Davalı …’ ın gerçek kişi ticaret sicil kaydı bulunmadığı, gelir vergisine esas beyannameleri kapsamında adı geçenin işletmesinin de TTK’nın 11. maddesinde öngörülen esnaf işletme sınırını aşmadığı, bu bağlamda, davalı …’ ın tacir olarak değerlendirilemeyeceği anlaşılmıştır.
Somut olayda; davalı … gerçek kişi olup, …plakalı araç da hususi nitelikte zirai bir araçtır. Bu durum karşısında, davacının iddia ettiği olayın haksız fiil niteliğinde olduğu, davalının gerçek kişi, aracın da hususi nitelikte zirai araç olduğu anlaşılmakla; davacının haksız fiil hükümlerine göre tacir olmayan davalıya karşı halefiyet ilkesine dayalı olarak açmış olduğu işbu davada HMK’nın 2. maddesi gereğince genel görevli mahkeme olan asliye hukuk mahkemesinin görevli olduğu kanaatine varılmış, mahkemenin görevine ilişkin dava şartı noksanlığı bulunduğundan Mahkememizin görevsizliğine, davanın HMK’nun 114/1-c ve 115/2. maddeleri uyarınca görev yönünden usulden reddine dair aşağıdaki şekilde hüküm kurulmuştur.

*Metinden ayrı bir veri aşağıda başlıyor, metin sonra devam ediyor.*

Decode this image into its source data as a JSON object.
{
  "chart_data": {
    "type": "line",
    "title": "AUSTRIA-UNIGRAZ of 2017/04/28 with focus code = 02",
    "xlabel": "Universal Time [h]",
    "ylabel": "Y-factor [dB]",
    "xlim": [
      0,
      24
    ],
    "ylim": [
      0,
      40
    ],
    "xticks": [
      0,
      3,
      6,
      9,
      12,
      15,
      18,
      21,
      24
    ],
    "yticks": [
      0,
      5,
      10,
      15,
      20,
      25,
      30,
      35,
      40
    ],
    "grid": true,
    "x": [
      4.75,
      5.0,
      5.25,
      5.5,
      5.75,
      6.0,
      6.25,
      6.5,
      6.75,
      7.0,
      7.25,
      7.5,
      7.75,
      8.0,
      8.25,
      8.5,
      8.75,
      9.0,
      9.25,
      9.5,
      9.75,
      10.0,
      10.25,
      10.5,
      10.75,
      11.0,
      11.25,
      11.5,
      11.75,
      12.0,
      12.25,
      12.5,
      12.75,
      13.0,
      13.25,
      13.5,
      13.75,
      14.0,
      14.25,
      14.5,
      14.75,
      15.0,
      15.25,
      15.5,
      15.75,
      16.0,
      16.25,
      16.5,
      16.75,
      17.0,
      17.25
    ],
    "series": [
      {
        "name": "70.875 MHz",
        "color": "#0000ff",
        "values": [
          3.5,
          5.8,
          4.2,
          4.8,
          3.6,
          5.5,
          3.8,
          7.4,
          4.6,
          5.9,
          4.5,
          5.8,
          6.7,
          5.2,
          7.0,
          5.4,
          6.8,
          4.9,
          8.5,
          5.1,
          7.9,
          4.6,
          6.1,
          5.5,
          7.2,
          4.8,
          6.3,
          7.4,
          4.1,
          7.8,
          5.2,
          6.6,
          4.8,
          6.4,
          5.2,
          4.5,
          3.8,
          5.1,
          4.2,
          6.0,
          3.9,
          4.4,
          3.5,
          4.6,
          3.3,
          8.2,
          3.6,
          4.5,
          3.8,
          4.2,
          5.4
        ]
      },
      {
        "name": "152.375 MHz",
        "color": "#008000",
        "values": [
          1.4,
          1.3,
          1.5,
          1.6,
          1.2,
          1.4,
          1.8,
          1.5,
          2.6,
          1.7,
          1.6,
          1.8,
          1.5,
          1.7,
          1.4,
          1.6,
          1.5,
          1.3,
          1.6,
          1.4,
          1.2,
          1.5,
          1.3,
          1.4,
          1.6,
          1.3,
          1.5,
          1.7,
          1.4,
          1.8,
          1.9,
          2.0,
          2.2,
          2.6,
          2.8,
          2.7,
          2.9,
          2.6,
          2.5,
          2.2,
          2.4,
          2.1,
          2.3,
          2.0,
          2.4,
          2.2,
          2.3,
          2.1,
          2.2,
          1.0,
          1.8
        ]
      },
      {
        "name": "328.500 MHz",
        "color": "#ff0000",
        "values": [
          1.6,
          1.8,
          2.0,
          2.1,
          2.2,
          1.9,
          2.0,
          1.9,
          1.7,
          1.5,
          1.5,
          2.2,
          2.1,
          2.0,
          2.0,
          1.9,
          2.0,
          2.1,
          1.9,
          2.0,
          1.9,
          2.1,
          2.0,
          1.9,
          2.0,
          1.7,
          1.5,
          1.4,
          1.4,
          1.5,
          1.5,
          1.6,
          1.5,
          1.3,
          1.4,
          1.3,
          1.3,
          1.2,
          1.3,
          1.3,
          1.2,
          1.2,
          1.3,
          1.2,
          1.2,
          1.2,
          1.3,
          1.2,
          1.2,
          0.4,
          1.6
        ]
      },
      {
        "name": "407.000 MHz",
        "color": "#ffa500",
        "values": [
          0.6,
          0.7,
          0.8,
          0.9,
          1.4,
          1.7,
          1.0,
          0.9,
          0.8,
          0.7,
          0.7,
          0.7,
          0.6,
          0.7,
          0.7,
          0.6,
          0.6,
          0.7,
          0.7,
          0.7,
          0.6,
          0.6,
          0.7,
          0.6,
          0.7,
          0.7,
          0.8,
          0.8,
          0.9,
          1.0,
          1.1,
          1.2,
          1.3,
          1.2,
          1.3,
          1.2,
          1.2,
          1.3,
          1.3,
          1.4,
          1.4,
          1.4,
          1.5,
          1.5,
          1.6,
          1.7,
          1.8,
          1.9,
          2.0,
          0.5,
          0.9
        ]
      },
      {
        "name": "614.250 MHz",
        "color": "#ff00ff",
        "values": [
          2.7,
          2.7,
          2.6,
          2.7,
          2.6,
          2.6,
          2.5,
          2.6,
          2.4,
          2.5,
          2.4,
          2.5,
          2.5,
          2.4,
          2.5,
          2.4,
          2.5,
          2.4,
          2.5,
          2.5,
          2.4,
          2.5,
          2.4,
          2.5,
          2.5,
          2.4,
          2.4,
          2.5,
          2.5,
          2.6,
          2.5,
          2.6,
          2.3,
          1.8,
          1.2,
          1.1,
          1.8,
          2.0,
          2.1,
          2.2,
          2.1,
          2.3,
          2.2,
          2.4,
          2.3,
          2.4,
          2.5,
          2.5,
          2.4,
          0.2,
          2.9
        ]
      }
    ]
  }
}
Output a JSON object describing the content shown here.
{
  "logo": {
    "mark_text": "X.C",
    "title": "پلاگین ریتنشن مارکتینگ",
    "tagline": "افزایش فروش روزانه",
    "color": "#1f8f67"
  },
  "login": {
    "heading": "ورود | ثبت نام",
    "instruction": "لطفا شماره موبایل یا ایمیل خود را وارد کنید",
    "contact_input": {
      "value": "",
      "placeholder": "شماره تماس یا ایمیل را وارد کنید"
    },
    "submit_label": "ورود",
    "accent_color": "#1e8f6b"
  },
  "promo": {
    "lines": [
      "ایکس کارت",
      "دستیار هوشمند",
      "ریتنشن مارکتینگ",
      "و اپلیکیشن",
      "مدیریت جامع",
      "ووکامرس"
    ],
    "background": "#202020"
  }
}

HÜKÜM: Gerekçesi yukarıda açıklandığı üzere;
1-Mahkemenin görevine ilişkin dava şartı noksanlığı bulunduğundan Mahkememizin GÖREVSİZLİĞİNE, davanın HMK 114/1-c ve 115/2.maddeleri uyarınca görev yönünden USULDEN REDDİNE,
2-Kararın kesinleşmesine müteakip iki haftalık süre içinde talep halinde dosyanın görevli olan İSTANBUL NÖBETÇİ ASLİYE HUKUK MAHKEMESİNE GÖNDERİLMESİNE,
3-Kararın kesinleşmesinden itibaren iki haftalık süre içinde görevli mahkemeye gönderme talebinde bulunulmaması durumunda HMK. 20. maddesi gereğince davanın açılmamış sayılmasına karar verileceğinin İHTARATINA,
4-6100 sayılı HMK ‘ nın 331/2. maddesi uyarınca harç, yargılama gideri ve vekalet ücretinin görevli mahkemede DEĞERLENDİRİLMESİNE,
Dair; davacı vekilinin yüzüne karşı, davalı taraf yokluğunda, HMK’nın 341/1 ve 345. maddeleri gereğince gerekçeli kararın tebliğ tarihinden itibaren iki haftalık yasal süre içerisinde İstanbul Bölge Adliye Mahkemesi nezdinde İSTİNAF kanun yolu açık olmak üzere karar verildi. 17/05/2023

Katip …
e-imzalıdır .

Hakim …
e-imzalıdır .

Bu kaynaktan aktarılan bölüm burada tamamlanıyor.